The problem is that he is abusing you, making you feel you need to jump through hoops all the time in order to keep the relationship while he accepts no responsibility at all either as a partner or as a co parent. He has done a number on you.

You need to educate yourself on abuse.

I recommend you do the Freedon Provramme.

ReachedTheEndofCake · 08/11/2022 18:55

You mention a relationship counsellor, do they know about the abuse? Because it’s never recommended to have couple counselling when abuse is going on, please read around this and let your therapist know if you can.

CanofCant · 08/11/2022 18:55

Stop trying to make sense out of his behaviour OP. He's treating you appallingly. He's ground you down so much. This isn't normal and you don't deserve a life feeling like this. I'm guessing you're mid to late forties at the most. Don't waste your life on him and don't waste your child's life.

He's not a loving father or partner. You're barely getting scraps from him.

WonderingWanda · 08/11/2022 18:55

You need to leave him. He isn't obsessed with the house, he doesn't want to commit to you and by the sounds of it is a drunk and an abuser. This is not how you should be living your life. Even without the abuse he would be a waste of time, what sort of man lives apart from his wife and baby for no good reason, that isn't normal op.
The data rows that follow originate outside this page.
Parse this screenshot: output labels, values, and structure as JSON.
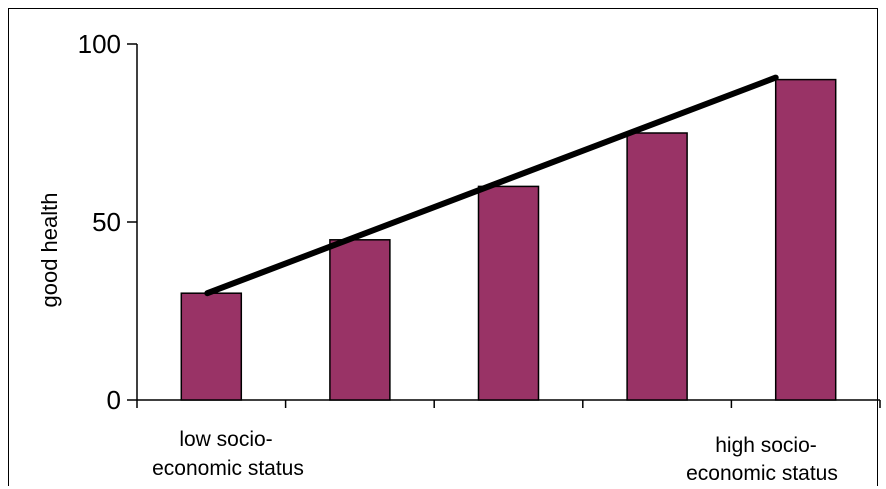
{
  "chart_data": {
    "type": "bar",
    "title": "",
    "xlabel": "",
    "ylabel": "good health",
    "ylim": [
      0,
      100
    ],
    "yticks": [
      0,
      50,
      100
    ],
    "categories": [
      "",
      "",
      "",
      "",
      ""
    ],
    "values": [
      30,
      45,
      60,
      75,
      90
    ],
    "grid": false,
    "legend": "none",
    "bar_color": "#993366",
    "trendline": {
      "start": 30,
      "end": 90,
      "color": "#000000"
    },
    "annotations": {
      "low": [
        "low socio-",
        "economic status"
      ],
      "high": [
        "high socio-",
        "economic status"
      ]
    }
  }
}
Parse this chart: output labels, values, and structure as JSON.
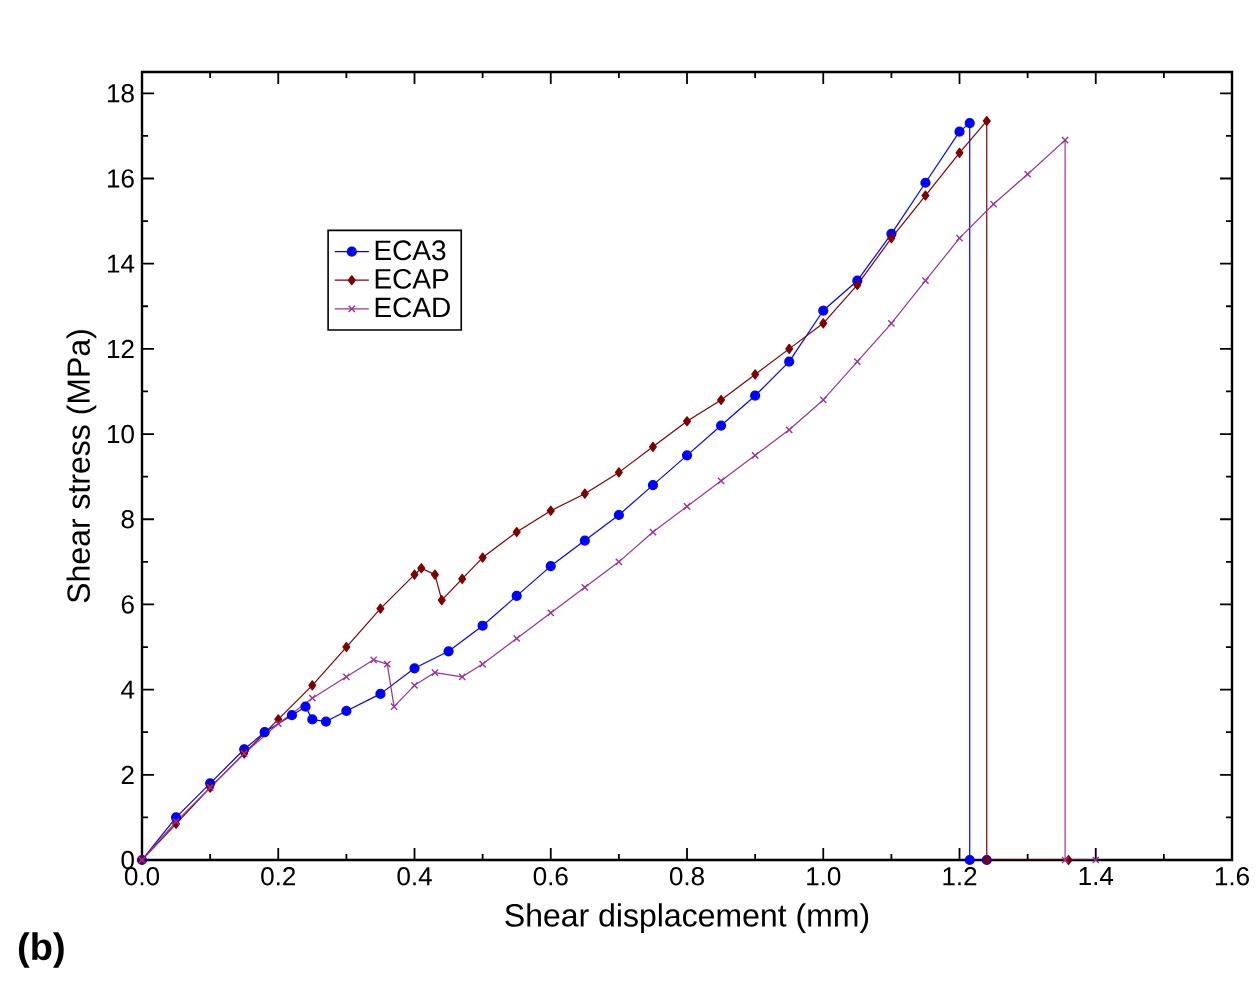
{
  "chart_data": {
    "type": "line",
    "xlabel": "Shear displacement (mm)",
    "ylabel": "Shear stress (MPa)",
    "xlim": [
      0,
      1.6
    ],
    "ylim": [
      0,
      18.5
    ],
    "xticks": [
      {
        "value": 0,
        "label": "0.0"
      },
      0.2,
      0.4,
      0.6,
      0.8,
      {
        "value": 1,
        "label": "1.0"
      },
      1.2,
      1.4,
      1.6
    ],
    "yticks": [
      0,
      2,
      4,
      6,
      8,
      10,
      12,
      14,
      16,
      18
    ],
    "legend": "top left",
    "grid": false,
    "line_style": "solid",
    "annotations": [
      "(b)"
    ],
    "series": [
      {
        "name": "ECA3",
        "color": "#0000ff",
        "marker": "circle",
        "x": [
          0,
          0.05,
          0.1,
          0.15,
          0.18,
          0.22,
          0.24,
          0.25,
          0.27,
          0.3,
          0.35,
          0.4,
          0.45,
          0.5,
          0.55,
          0.6,
          0.65,
          0.7,
          0.75,
          0.8,
          0.85,
          0.9,
          0.95,
          1.0,
          1.05,
          1.1,
          1.15,
          1.2,
          1.215,
          1.215,
          1.24
        ],
        "values": [
          0,
          1.0,
          1.8,
          2.6,
          3.0,
          3.4,
          3.6,
          3.3,
          3.25,
          3.5,
          3.9,
          4.5,
          4.9,
          5.5,
          6.2,
          6.9,
          7.5,
          8.1,
          8.8,
          9.5,
          10.2,
          10.9,
          11.7,
          12.9,
          13.6,
          14.7,
          15.9,
          17.1,
          17.3,
          0,
          0
        ]
      },
      {
        "name": "ECAP",
        "color": "#800000",
        "marker": "diamond",
        "x": [
          0,
          0.05,
          0.1,
          0.15,
          0.2,
          0.25,
          0.3,
          0.35,
          0.4,
          0.41,
          0.43,
          0.44,
          0.47,
          0.5,
          0.55,
          0.6,
          0.65,
          0.7,
          0.75,
          0.8,
          0.85,
          0.9,
          0.95,
          1.0,
          1.05,
          1.1,
          1.15,
          1.2,
          1.24,
          1.24,
          1.36
        ],
        "values": [
          0,
          0.85,
          1.7,
          2.5,
          3.3,
          4.1,
          5.0,
          5.9,
          6.7,
          6.85,
          6.7,
          6.1,
          6.6,
          7.1,
          7.7,
          8.2,
          8.6,
          9.1,
          9.7,
          10.3,
          10.8,
          11.4,
          12.0,
          12.6,
          13.5,
          14.6,
          15.6,
          16.6,
          17.35,
          0,
          0
        ]
      },
      {
        "name": "ECAD",
        "color": "#993399",
        "marker": "cross",
        "x": [
          0,
          0.05,
          0.1,
          0.15,
          0.2,
          0.25,
          0.3,
          0.34,
          0.36,
          0.37,
          0.4,
          0.43,
          0.47,
          0.5,
          0.55,
          0.6,
          0.65,
          0.7,
          0.75,
          0.8,
          0.85,
          0.9,
          0.95,
          1.0,
          1.05,
          1.1,
          1.15,
          1.2,
          1.25,
          1.3,
          1.355,
          1.355,
          1.4
        ],
        "values": [
          0,
          0.9,
          1.7,
          2.5,
          3.2,
          3.8,
          4.3,
          4.7,
          4.6,
          3.6,
          4.1,
          4.4,
          4.3,
          4.6,
          5.2,
          5.8,
          6.4,
          7.0,
          7.7,
          8.3,
          8.9,
          9.5,
          10.1,
          10.8,
          11.7,
          12.6,
          13.6,
          14.6,
          15.4,
          16.1,
          16.9,
          0,
          0
        ]
      }
    ]
  }
}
Noplacelikehome2 · 08/11/2022 18:56

Oh and when I initially asked him to leave after finding out he had cheated, he said he was going to leave because I was dangerous. He told his family and friends that I have anger issues and am dangerous!! It's all lies. When I initially refused to let him come home, he said he didn't want to get into bed with me anyway as I may accuse him of something. There is no basis for this at all and it scared me he was saying such things. He makes things up. Also tells me constantly I'm mentally ill. When I questioned his cheating he told me my anxiety was escalating and I probably have biploar! He's fine if I shut up and don't question anything.

My family and friends hate him. He blames me for this because I shouldn't have discussed our relationship. He says you shouldn't discuss things outside of the relationship, his mum never did and it's a sign that someone has no class.

OP posts:
mathanxiety · 08/11/2022 18:58

The fact that you love him and yearn for him to come back is evidence of a huge problem on your part that you need to address in individual therapy.

Get a therapist.

Figure out why you love a man who is treating you like shit under his shoe.
Figure out why you want a man who is completely unavailable to you in any sense.
Figure out what you see as love.
Figure out why this abusive relationship is your comfort zone.

Then work on dumping him.

CanofCant · 08/11/2022 19:00

Take off your blinders OP and get as much support as you can from your family and friends. I'm sure they will be relieved to help you separate from him.

Mirabai · 08/11/2022 19:00

He makes things up. Also tells me constantly I'm mentally ill. When I questioned his cheating he told me my anxiety was escalating and I probably have biploar!

Gaslighting is a word that is very much misused but this is actual gaslighting.